Sécurité

Lubero : « 5 secteurs catholiques fermés en raison des violences attribuées à l’UPLC se faisant passer pour l’ADF »

Au moins cinq secteurs de l’Église catholique de la paroisse Jean-Paul II de Masoya ont fermé leurs portes dans le groupement Mwenye, en territoire de Lubero au Nord-Kivu, en raison de l’insécurité qui serait orchestrée par les présumés membres de l’UPLC, se faisant passer pour des ADF.

Cette révélation a été faite ce lundi 10 février 2025 par l’Abbé Crispin Ngwali, curé de cette paroisse. Selon lui, la montée des violences causées par ces éléments de l’UPLC, qui échappent au contrôle de leurs troupes, a occasionné la suspension temporaire des activités pastorales afin d’épargner les fidèles et le personnel religieux d’éventuels massacre.

Par ailleurs, l’Abbé Crispin Ngwali appelle tous les habitants à ne pas quémander des vivres pour les déplacés, mais plutôt à créer un comité pour cette cause. Il a toutefois demandé aux autorités compétentes de tout faire pour restaurer la paix dans cette partie du territoire de Lubero. L’Abbé Curé Crispin Ngwali est au micro de votre radio.

« Il n’y a pas d’activités pastorales, car il n’y a plus de chrétiens. Nous sommes tous déjà des réfugiés. Peut-être juste à Musingiri, on peut encore célébrer. Puisque j’y ai été, j’y ai passé presque une semaine. Nous étions chaque fois quatre, six, huit. Donc, comme réfugiés. Mais les habitants même de Musingiri ne reviennent pas à la messe.
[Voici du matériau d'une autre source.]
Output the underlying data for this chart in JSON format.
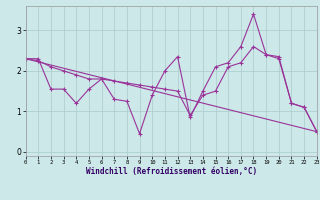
{
  "xlabel": "Windchill (Refroidissement éolien,°C)",
  "bg_color": "#cce8e8",
  "line_color": "#993399",
  "grid_color": "#aacccc",
  "xlim": [
    0,
    23
  ],
  "ylim": [
    -0.1,
    3.6
  ],
  "yticks": [
    0,
    1,
    2,
    3
  ],
  "xticks": [
    0,
    1,
    2,
    3,
    4,
    5,
    6,
    7,
    8,
    9,
    10,
    11,
    12,
    13,
    14,
    15,
    16,
    17,
    18,
    19,
    20,
    21,
    22,
    23
  ],
  "line1_x": [
    0,
    1,
    2,
    3,
    4,
    5,
    6,
    7,
    8,
    9,
    10,
    11,
    12,
    13,
    14,
    15,
    16,
    17,
    18,
    19,
    20,
    21,
    22,
    23
  ],
  "line1_y": [
    2.3,
    2.3,
    1.55,
    1.55,
    1.2,
    1.55,
    1.8,
    1.3,
    1.25,
    0.45,
    1.4,
    2.0,
    2.35,
    0.85,
    1.5,
    2.1,
    2.2,
    2.6,
    3.4,
    2.4,
    2.35,
    1.2,
    1.1,
    0.5
  ],
  "line2_x": [
    0,
    1,
    2,
    3,
    4,
    5,
    6,
    7,
    8,
    9,
    10,
    11,
    12,
    13,
    14,
    15,
    16,
    17,
    18,
    19,
    20,
    21,
    22,
    23
  ],
  "line2_y": [
    2.3,
    2.25,
    2.1,
    2.0,
    1.9,
    1.8,
    1.8,
    1.75,
    1.7,
    1.65,
    1.6,
    1.55,
    1.5,
    0.9,
    1.4,
    1.5,
    2.1,
    2.2,
    2.6,
    2.4,
    2.3,
    1.2,
    1.1,
    0.5
  ],
  "line3_x": [
    0,
    23
  ],
  "line3_y": [
    2.3,
    0.5
  ]
}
Je pense qu’il a été révélé, noir sur blanc, que c’est l’U.P.L.C. qui est en train d’égorger. Et à ce moment-là, personne ne peut plus avoir confiance en ces gens-là qui nous gardent. Nous pensons que, pour que toutes les activités puissent reprendre, ils doivent vraiment quitter le milieu. En fait, partout où ils sont, maintenant, ce sont des tueries…Plutôt, nous pourrions créer un comité, chaque fois qu’il y a un problème, pour débattre s’il y a un problème de nourriture, s’il y a un problème de soins, afin qu’on puisse vraiment traiter cela comme des ressortissants de Mwenye. Ce sera, pour nous, une occasion de solidarité… »
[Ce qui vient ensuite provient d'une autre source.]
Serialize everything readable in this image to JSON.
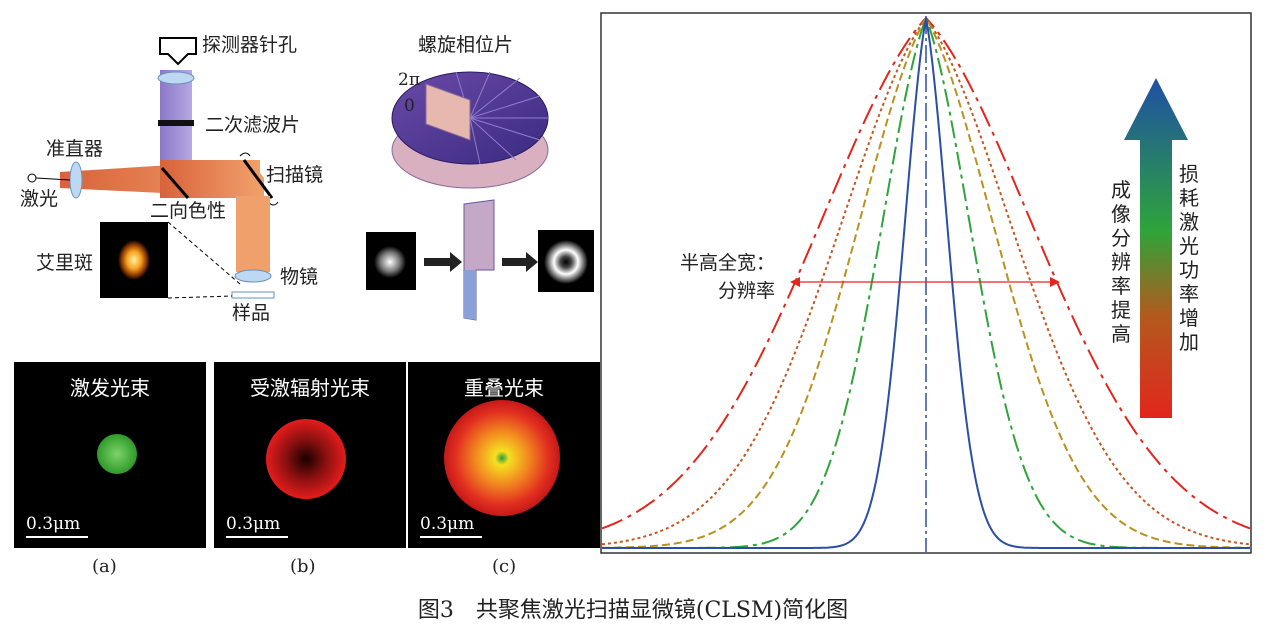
{
  "setup": {
    "detector_pinhole": "探测器针孔",
    "secondary_filter": "二次滤波片",
    "collimator": "准直器",
    "laser": "激光",
    "dichroic": "二向色性",
    "scan_mirror": "扫描镜",
    "airy_disk": "艾里斑",
    "objective": "物镜",
    "sample": "样品"
  },
  "vortex": {
    "title": "螺旋相位片",
    "label_2pi": "2π",
    "label_0": "0"
  },
  "panels": [
    {
      "title": "激发光束",
      "scale": "0.3μm",
      "sub": "(a)"
    },
    {
      "title": "受激辐射光束",
      "scale": "0.3μm",
      "sub": "(b)"
    },
    {
      "title": "重叠光束",
      "scale": "0.3μm",
      "sub": "(c)"
    }
  ],
  "plot": {
    "fwhm_label_1": "半高全宽：",
    "fwhm_label_2": "分辨率",
    "arrow_left_text": "成像分辨率提高",
    "arrow_right_text": "损耗激光功率增加",
    "curve_colors": [
      "#e2261c",
      "#c2581f",
      "#b8911e",
      "#2ea43a",
      "#2b4ea6"
    ]
  },
  "caption": "图3　共聚焦激光扫描显微镜(CLSM)简化图"
}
Dans une note publiée le samedi 8 février 2025, l’Union des Patriotes pour la Libération du Congo (UPLC) rejette les accusations de son implication dans les massacres des civils à Mwenye, territoire de Lubero. Le leader du groupe, le « Général » Germain Mayani, exprime sa désolation et dénonce une campagne de désinformation orchestrée par des acteurs politiques.

L’UPLC, qui se présente comme un mouvement Wazalendo allié aux FARDC, affirme que ces accusations visent à diviser la population et affaiblir la lutte contre les ADF. Il rappelle que plusieurs autorités locales ont déjà salué ses efforts pour sécuriser la région.

Face à ces accusations, Germain Mayani réaffirme son engagement à collaborer avec les autorités et se dit prêt à répondre à la justice en cas de preuve tangible de l’implication de l’UPLC dans ces massacres.